According to the headlines on the internet, a new study by Todd Kendall of Clemson University (using regression analyses of panel data) finds that having computer access to the internet at home, and thus better access to internet porn, is consistent with the hypothesis that more porn REDUCES the incidence of rape (tip to Instapundit).
What neither the author of the study nor online commentators seem to have noticed is that the data also are consistent with the hypothesis that owning a computer INCREASES the incidence of rape. Indeed, the observed rape increasing effect of computer access is even more highly significant than the observed rape decreasing effect of internet access (p. 43).
Since by 2003 87% of households with computers had access to the internet, and since the two effects are about even in size, the "rape reducing" effects of internet access (-.730, p. 43) are almost completely offset by the "rape increasing" effects of owning a computer (.641, p. 43). Since it appears that everyone in the study who lived in a household with computer internet access also lived in a household with a computer, the net effect on rape of having household access to a computer and household access to the internet was nearly zero and probably not even close to being significant.

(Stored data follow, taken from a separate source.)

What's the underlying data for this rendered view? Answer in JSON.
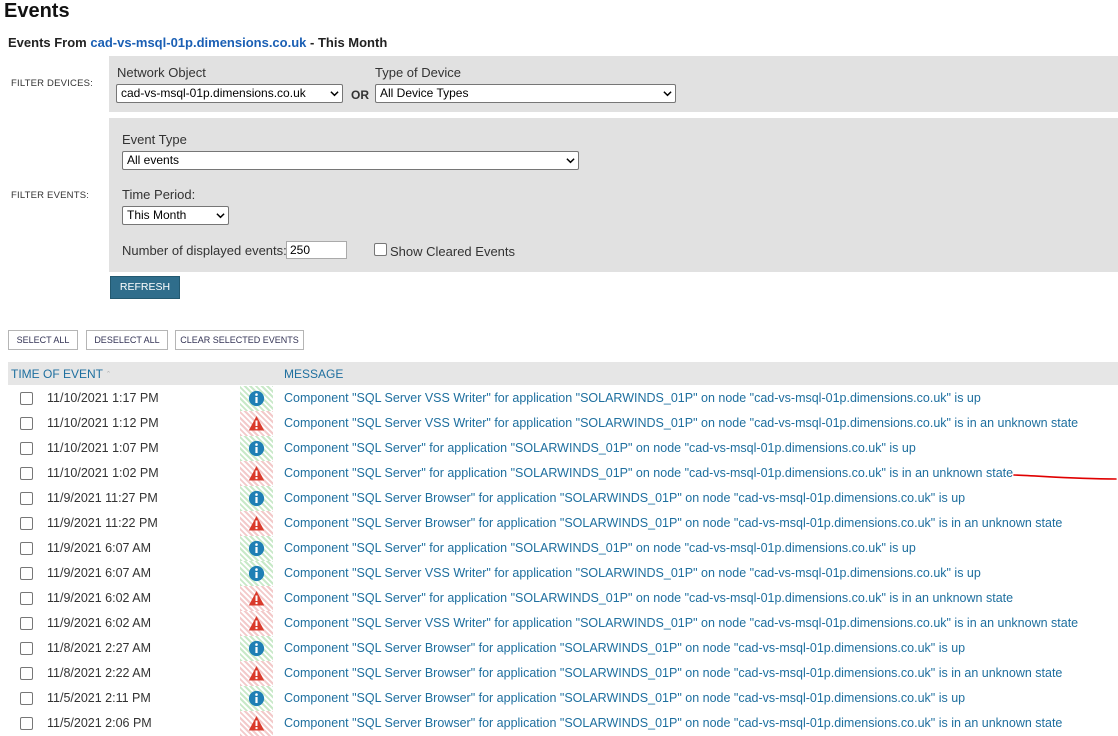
{
  "page": {
    "title": "Events",
    "subtitle_prefix": "Events From",
    "subtitle_node": "cad-vs-msql-01p.dimensions.co.uk",
    "subtitle_suffix": "- This Month"
  },
  "filter_devices": {
    "label": "FILTER DEVICES:",
    "network_object_label": "Network Object",
    "network_object_value": "cad-vs-msql-01p.dimensions.co.uk",
    "or_label": "OR",
    "device_type_label": "Type of Device",
    "device_type_value": "All Device Types"
  },
  "filter_events": {
    "label": "FILTER EVENTS:",
    "event_type_label": "Event Type",
    "event_type_value": "All events",
    "time_period_label": "Time Period:",
    "time_period_value": "This Month",
    "num_events_label": "Number of displayed events:",
    "num_events_value": "250",
    "show_cleared_label": "Show Cleared Events",
    "show_cleared_checked": false
  },
  "buttons": {
    "refresh": "REFRESH",
    "select_all": "SELECT ALL",
    "deselect_all": "DESELECT ALL",
    "clear_selected": "CLEAR SELECTED EVENTS"
  },
  "table": {
    "col_time": "TIME OF EVENT",
    "col_message": "MESSAGE",
    "rows": [
      {
        "time": "11/10/2021 1:17 PM",
        "status": "up",
        "message": "Component \"SQL Server VSS Writer\" for application \"SOLARWINDS_01P\" on node \"cad-vs-msql-01p.dimensions.co.uk\" is up"
      },
      {
        "time": "11/10/2021 1:12 PM",
        "status": "unknown",
        "message": "Component \"SQL Server VSS Writer\" for application \"SOLARWINDS_01P\" on node \"cad-vs-msql-01p.dimensions.co.uk\" is in an unknown state"
      },
      {
        "time": "11/10/2021 1:07 PM",
        "status": "up",
        "message": "Component \"SQL Server\" for application \"SOLARWINDS_01P\" on node \"cad-vs-msql-01p.dimensions.co.uk\" is up"
      },
      {
        "time": "11/10/2021 1:02 PM",
        "status": "unknown",
        "message": "Component \"SQL Server\" for application \"SOLARWINDS_01P\" on node \"cad-vs-msql-01p.dimensions.co.uk\" is in an unknown state"
      },
      {
        "time": "11/9/2021 11:27 PM",
        "status": "up",
        "message": "Component \"SQL Server Browser\" for application \"SOLARWINDS_01P\" on node \"cad-vs-msql-01p.dimensions.co.uk\" is up"
      },
      {
        "time": "11/9/2021 11:22 PM",
        "status": "unknown",
        "message": "Component \"SQL Server Browser\" for application \"SOLARWINDS_01P\" on node \"cad-vs-msql-01p.dimensions.co.uk\" is in an unknown state"
      },
      {
        "time": "11/9/2021 6:07 AM",
        "status": "up",
        "message": "Component \"SQL Server\" for application \"SOLARWINDS_01P\" on node \"cad-vs-msql-01p.dimensions.co.uk\" is up"
      },
      {
        "time": "11/9/2021 6:07 AM",
        "status": "up",
        "message": "Component \"SQL Server VSS Writer\" for application \"SOLARWINDS_01P\" on node \"cad-vs-msql-01p.dimensions.co.uk\" is up"
      },
      {
        "time": "11/9/2021 6:02 AM",
        "status": "unknown",
        "message": "Component \"SQL Server\" for application \"SOLARWINDS_01P\" on node \"cad-vs-msql-01p.dimensions.co.uk\" is in an unknown state"
      },
      {
        "time": "11/9/2021 6:02 AM",
        "status": "unknown",
        "message": "Component \"SQL Server VSS Writer\" for application \"SOLARWINDS_01P\" on node \"cad-vs-msql-01p.dimensions.co.uk\" is in an unknown state"
      },
      {
        "time": "11/8/2021 2:27 AM",
        "status": "up",
        "message": "Component \"SQL Server Browser\" for application \"SOLARWINDS_01P\" on node \"cad-vs-msql-01p.dimensions.co.uk\" is up"
      },
      {
        "time": "11/8/2021 2:22 AM",
        "status": "unknown",
        "message": "Component \"SQL Server Browser\" for application \"SOLARWINDS_01P\" on node \"cad-vs-msql-01p.dimensions.co.uk\" is in an unknown state"
      },
      {
        "time": "11/5/2021 2:11 PM",
        "status": "up",
        "message": "Component \"SQL Server Browser\" for application \"SOLARWINDS_01P\" on node \"cad-vs-msql-01p.dimensions.co.uk\" is up"
      },
      {
        "time": "11/5/2021 2:06 PM",
        "status": "unknown",
        "message": "Component \"SQL Server Browser\" for application \"SOLARWINDS_01P\" on node \"cad-vs-msql-01p.dimensions.co.uk\" is in an unknown state"
      }
    ]
  },
  "colors": {
    "link": "#1e6f9f",
    "accent_button": "#2f6d8b",
    "panel_bg": "#e1e1e1",
    "annotation_red": "#e00000"
  }
}
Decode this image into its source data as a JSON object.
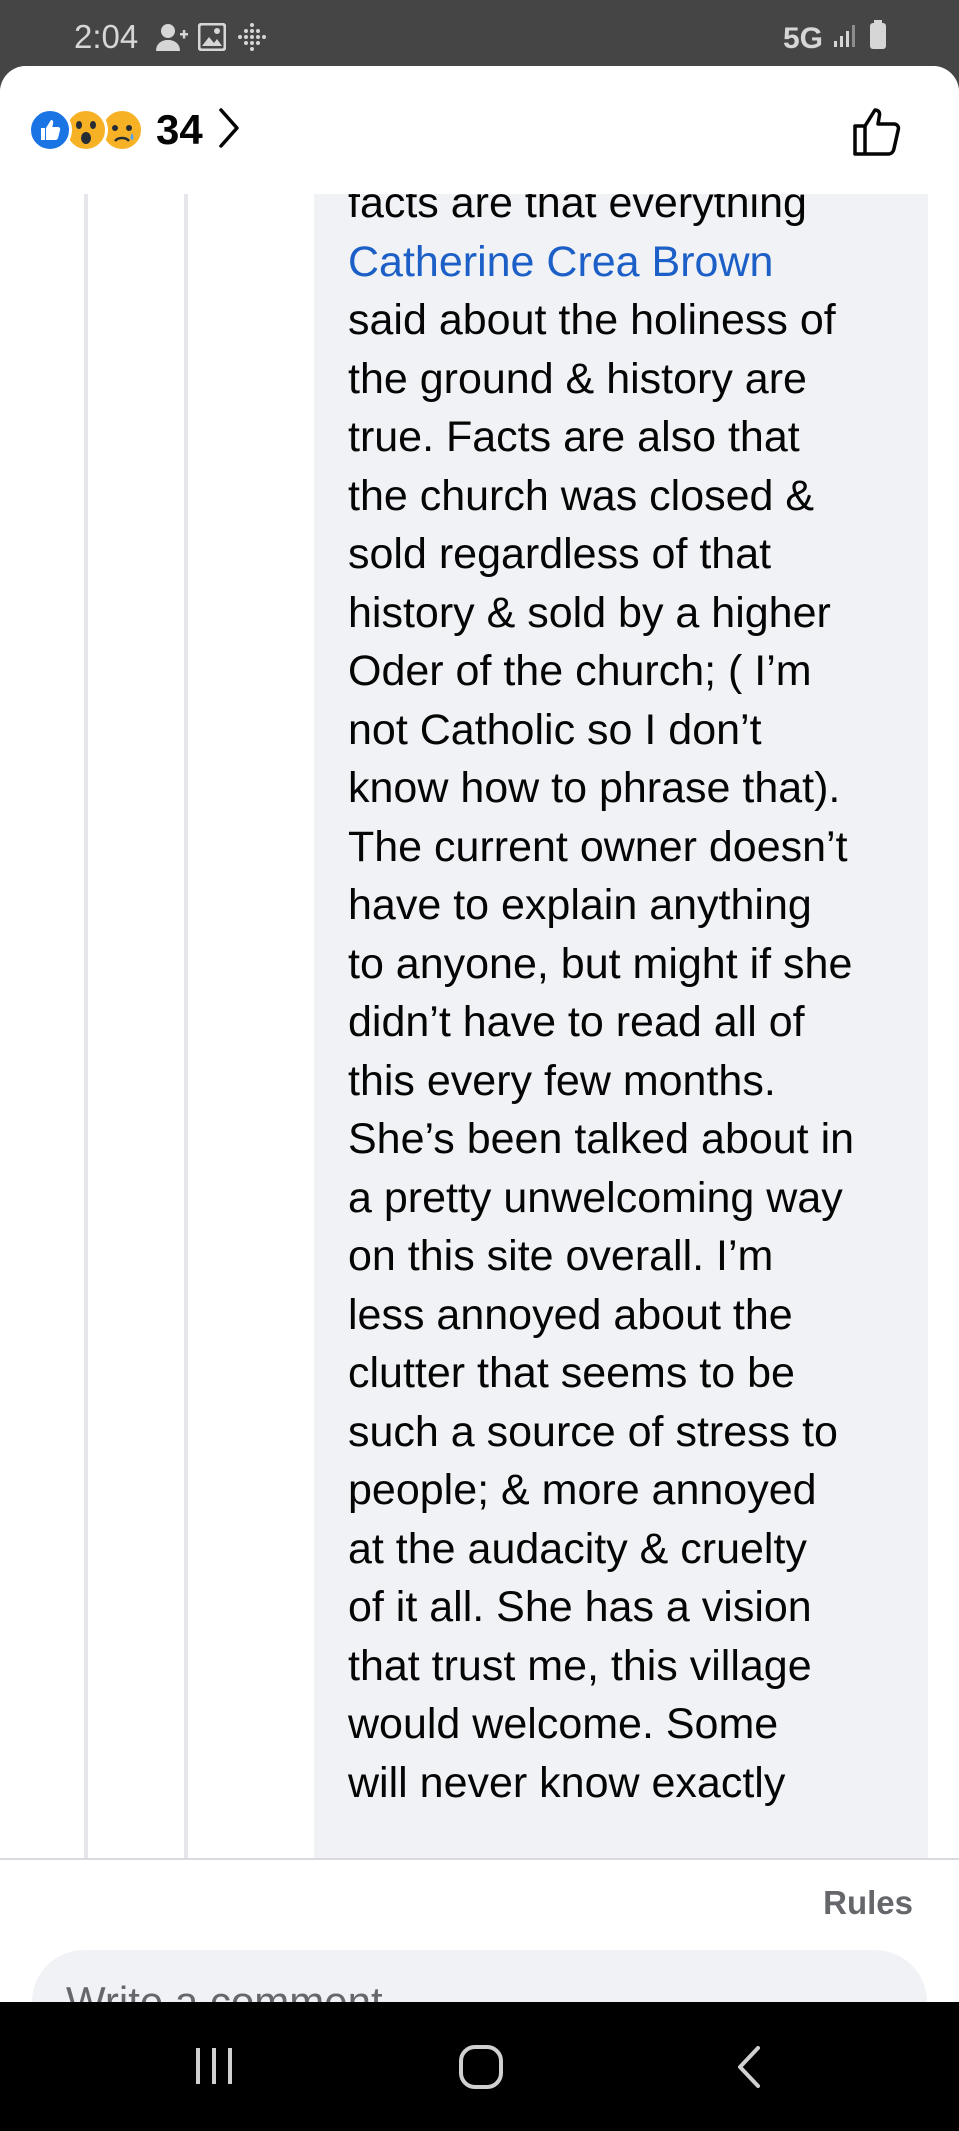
{
  "status_bar": {
    "time": "2:04",
    "network": "5G",
    "left_icons": [
      "person-add-icon",
      "image-icon",
      "dots-grid-icon"
    ],
    "right_icons": [
      "signal-icon",
      "battery-icon"
    ]
  },
  "header": {
    "reaction_count": "34",
    "reactions": [
      "like",
      "wow",
      "sad"
    ],
    "reaction_colors": {
      "like": "#1b74e4",
      "wow": "#f7b125",
      "sad": "#f7b125"
    }
  },
  "comment": {
    "text_before": "facts are that everything\n",
    "mention": "Catherine Crea Brown",
    "text_after": "\nsaid about the holiness of\nthe ground & history are\ntrue.  Facts are also that\nthe church was closed &\nsold regardless of that\nhistory & sold by a higher\nOder of the church; ( I’m\nnot Catholic so I don’t\nknow how to phrase that).\nThe current owner doesn’t\nhave to explain anything\nto anyone, but might if she\ndidn’t have to read all of\nthis every few months.\nShe’s been talked about in\na pretty unwelcoming way\non this site overall.  I’m\nless annoyed about the\nclutter that seems to be\nsuch a source of stress to\npeople; & more annoyed\nat the audacity & cruelty\nof it all.  She has a vision\nthat trust me, this village\nwould welcome.  Some\nwill never know exactly"
  },
  "footer": {
    "rules_label": "Rules",
    "comment_placeholder": "Write a comment…"
  },
  "nav": {
    "buttons": [
      "recent-apps",
      "home",
      "back"
    ]
  },
  "colors": {
    "accent": "#1b74e4",
    "mention": "#1b5fc7",
    "bubble": "#f0f2f5"
  }
}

The supposed rape reducing effect of internet access that the study and commentators are talking about is the effect of household internet access, CONTROLLING for the observed rape inducing effect of household computer access. That these two highly intercorrelated variables tend to have implausible offsetting effects when significant is supported by other models in Kendall's paper; for example, one model shows a huge increase in prostitution arrests associated with computer access and a huge offsetting drop in prostitution arrests associated with internet access (p.51).
Without noting that internet and computer access go together and that the observed effects seemingly offset each other, one might wrongly conclude (as Todd Kendall appears to do) that his reported regression analyses of rape are consistent with the hypothesis that internet access reduces the measured incidence of rape. IMO, he should rerun his analyses using his internet access variable WITHOUT including the variable computer access, and then post all the coefficients in his main models. I would be interested in seeing those results.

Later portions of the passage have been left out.